Four and a half decades after their glorious beginning and two scores years since their last studio platter saw the light of day, the American glam heroes mustered the strength to lay down a new album. Helmed by the group’s founding fathers Frank DiMino and Punky Meadows, “Risen” is a fine set of by-the-numbers numbers that tap into past much more explicitly than any aficionado would hope for – to an extent where it becomes the record’s main feature – even though trying to be relevant and arranging a nostalgia journey should ultimately prove impossible. There’s no need for a Zappa ridicule, of course, but some songs border on hilarious in their bluster, and the 74-minute duration can hardly help with solidifying the blow the veterans land on the listener when they capture the spirit of yore.

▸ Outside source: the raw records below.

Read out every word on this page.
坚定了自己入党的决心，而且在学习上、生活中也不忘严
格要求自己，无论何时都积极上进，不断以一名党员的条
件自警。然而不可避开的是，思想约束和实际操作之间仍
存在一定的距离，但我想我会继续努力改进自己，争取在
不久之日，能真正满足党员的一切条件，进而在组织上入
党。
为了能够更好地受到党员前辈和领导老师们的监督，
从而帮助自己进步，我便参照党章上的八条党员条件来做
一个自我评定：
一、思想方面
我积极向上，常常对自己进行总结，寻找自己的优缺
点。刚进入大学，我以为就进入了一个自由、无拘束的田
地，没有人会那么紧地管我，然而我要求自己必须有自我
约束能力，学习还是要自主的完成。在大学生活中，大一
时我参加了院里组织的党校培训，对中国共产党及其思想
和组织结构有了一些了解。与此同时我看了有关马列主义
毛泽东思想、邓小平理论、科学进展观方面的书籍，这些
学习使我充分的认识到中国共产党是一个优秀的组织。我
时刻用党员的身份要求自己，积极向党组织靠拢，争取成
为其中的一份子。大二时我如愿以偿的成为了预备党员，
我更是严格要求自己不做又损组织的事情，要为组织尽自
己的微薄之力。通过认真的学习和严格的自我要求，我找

Still, the sextet do so not on the fresh cuts of “Angel Theme” and “Tower” which bookend the album, referencing their eponymous debut; instead, they dedicate “1975” to the same time frame and let this little prog-tinged epic drift down memory lane, stating that “the spirit’s still alive” while their honeyed harmonies seem to show disinterest in keeping of the flame. And why, really, when reminiscences serve the ensemble all too well – only what’s the point of the new record, then? It has its moments, especially when it’s heavy, with organ supporting a six-string attack, but whereas “Slow Down” – another arms-flaunting belter whose start-stop flow borrows lyrics from a certain Larry Williams classic – and “Shot Of Your Love” are truly irresistible, the histrionic, arena-sized bravado of “(Punky’s Couch Blues) Locked, Cocked, Ready To Rock” or “We Were The Wild” is jarring, unlike the assault of “Our Revolution” that’s saved by the singer’s sincerity.
Unfortunately, most of the pieces are generic enough to feel familiar – “Desire” being simply faceless, if glittery – despite the robust rifferama on “Under The Gun” and other sweetly belligerent tracks, which DiMino’s voice delivers as convincingly as it does on “Don’t Want You To Go”: the pinnacle of the group’s latter-day AOR panache. They’re here to stay, ostensibly, yet there must be more substance to make this comeback viable.